On her second album, Giving the World Away, Pilbeam sources influences from across the past three decades and mixes them into an actualized artform that feels indescribably familiar yet remarkably fresh. Guitars and bass are reverberated across an ocean of synthesizers and toward a saturated horizon of swirling ‘90s memories – the best possible cross-section of post-grunge, dance, surf rock, and dream pop that disarms even the most crippling emotions. This year’s first instantly brilliant song, “Quicksand” injects a nagging fear of unchecked greed into a gorgeous release: Syrupy harmonies, keys, and guitar swirl into a potent rush at each chorus. Over a more disruptive backdrop, “The Key” questions the same: “Do I regret that I wanted to be something so haunted, haunted by everything? Did I ever want anything?”
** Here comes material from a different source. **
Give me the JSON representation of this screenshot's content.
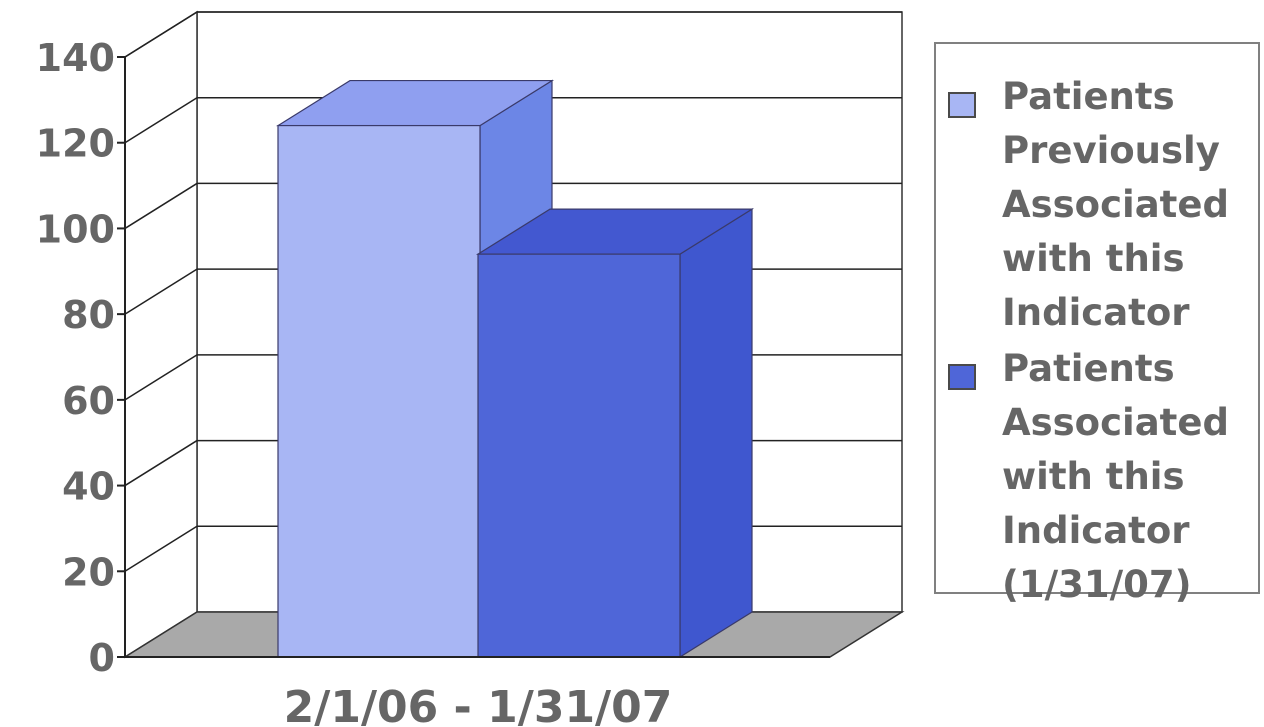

Regret so often crushes the hard-earned products of ambition, as Pilbeam realizes that every change is attached to a sacrifice: Is the result worth as much as the means to reach it? Will we want more when we get there? Is good enough ever enough? These questions are embedded in this album’s context, but they’re coated in a dazzling presentation of comforting nostalgia – a warm, calm breeze to replace the raging cyclone of confusion. By balancing intense emotion with a lifetime’s worth of musical touchpoints, Pilbeam has managed to make a striking coming-of-age statement piece out of a scattered collage on Giving the World Away, an album that is as much an untethered celebration as it is a graceful defeat.
Giving the World Away is available now under Secretly Canadian.